L'augmentation de la consommation de cannabis a également eu des conséquences inattendues. Aux États-Unis, les centres antipoison reçoivent désormais des appels concernant des adolescents abusant du cannabis en bien plus grand nombre que pour toute autre substance. [4] En 2000, l'alcool était la substance la plus fréquemment responsable des intoxications (1 318, soit 9,8 % de tous les appels). Jusqu'en 2013, les cas d'abus d'alcool dépassaient annuellement ceux du cannabis. En 2014, le cannabis a « dépassé » l'alcool. Sur une période d'étude de 20 ans, les appels impliquant le cannabis ont augmenté de 245 %, passant de 510 en 2000 à 1761 en 2020.

Risques liés aux formats comestibles

Les edibles, qui sont des produits de cannabis comestibles tels que des aliments ou des boissons infusées, ont également joué un rôle clé dans l’augmentation des intoxications, notamment pédiatriques. Le nombre d'enfants âgés de 5 ans ou moins exposés au cannabis comestible aux États-Unis a bondi de 1375% entre 2017 et 2021, passant de 207 cas à 3054. Une étude récente a montré qu'environ 97 % des intoxications ont eu lieu dans des résidences, dont 90 % au domicile de l'enfant. Environ la moitié des cas concernaient des enfants âgés de 2 et 3 ans.
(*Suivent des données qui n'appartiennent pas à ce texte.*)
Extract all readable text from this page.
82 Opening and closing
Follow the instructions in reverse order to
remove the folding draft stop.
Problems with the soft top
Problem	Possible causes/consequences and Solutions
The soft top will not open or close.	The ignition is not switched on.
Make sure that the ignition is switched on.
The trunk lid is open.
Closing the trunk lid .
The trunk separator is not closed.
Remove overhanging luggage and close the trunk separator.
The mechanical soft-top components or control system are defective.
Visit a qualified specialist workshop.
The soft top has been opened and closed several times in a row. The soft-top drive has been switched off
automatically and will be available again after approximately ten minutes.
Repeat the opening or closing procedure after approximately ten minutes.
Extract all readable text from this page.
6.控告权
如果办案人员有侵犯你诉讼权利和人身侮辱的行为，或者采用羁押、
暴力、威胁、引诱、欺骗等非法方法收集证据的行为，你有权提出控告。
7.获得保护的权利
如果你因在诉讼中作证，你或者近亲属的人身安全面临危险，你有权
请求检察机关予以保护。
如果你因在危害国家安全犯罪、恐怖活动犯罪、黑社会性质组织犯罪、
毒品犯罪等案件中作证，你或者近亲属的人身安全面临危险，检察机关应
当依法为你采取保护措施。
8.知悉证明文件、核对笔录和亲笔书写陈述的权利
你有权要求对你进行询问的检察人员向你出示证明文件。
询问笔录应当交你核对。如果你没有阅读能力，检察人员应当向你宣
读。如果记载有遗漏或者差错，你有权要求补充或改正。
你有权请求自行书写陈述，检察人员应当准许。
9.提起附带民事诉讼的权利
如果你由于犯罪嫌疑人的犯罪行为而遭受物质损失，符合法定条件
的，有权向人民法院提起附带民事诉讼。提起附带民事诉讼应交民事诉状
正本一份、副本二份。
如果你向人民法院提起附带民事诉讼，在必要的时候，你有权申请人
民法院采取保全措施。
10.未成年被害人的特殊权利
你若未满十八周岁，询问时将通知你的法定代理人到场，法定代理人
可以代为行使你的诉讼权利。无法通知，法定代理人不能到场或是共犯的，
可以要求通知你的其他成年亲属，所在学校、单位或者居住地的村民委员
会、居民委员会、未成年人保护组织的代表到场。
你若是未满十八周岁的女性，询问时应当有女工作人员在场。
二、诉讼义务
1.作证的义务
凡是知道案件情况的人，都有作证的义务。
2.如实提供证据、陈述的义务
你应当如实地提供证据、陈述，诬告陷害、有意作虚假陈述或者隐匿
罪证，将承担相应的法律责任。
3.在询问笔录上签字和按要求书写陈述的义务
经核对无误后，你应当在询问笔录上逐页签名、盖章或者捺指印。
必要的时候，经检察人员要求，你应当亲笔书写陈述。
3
Au cours de la période de 5 ans de l’étude, les enfants de moins de 6 ans ont subi 7043 expositions au cannabis comestible. Dans 2,2 % des cas, l'intoxication a mis en danger la vie de l'enfant ou a entraîné un handicap résiduel. Dans 21,9% des cas, l'effet était modéré. Environ 8% des enfants ont été admis dans des unités de soins intensifs et 14,6% dans des unités de soins non intensifs. Sur les 4827 cas pour lesquels des informations sur les effets cliniques de l'exposition étaient disponibles, 70% concernaient une altération du système nerveux central. Des patients ont également présenté une ataxie (7,4 %), une agitation (7,1 %), une confusion (6,1 %), des tremblements (2 %) et des convulsions (1,6 %). Parmi les autres symptômes courants, on notait la tachycardie (11,4 %), les vomissements (9,5 %), la mydriase (5,9 %) et l’insuffisance respiratoire (3,1 %).

Alors que les risques et les bénéfices potentiels de la consommation de cannabis continuent d'être étudiés (Voir le Dossier : Cannabis : à la fois stupéfiant et thérapeutique), ces nouvelles données soulignent l’importance d’informer les cliniciens et les patients sur les effets de cette substance.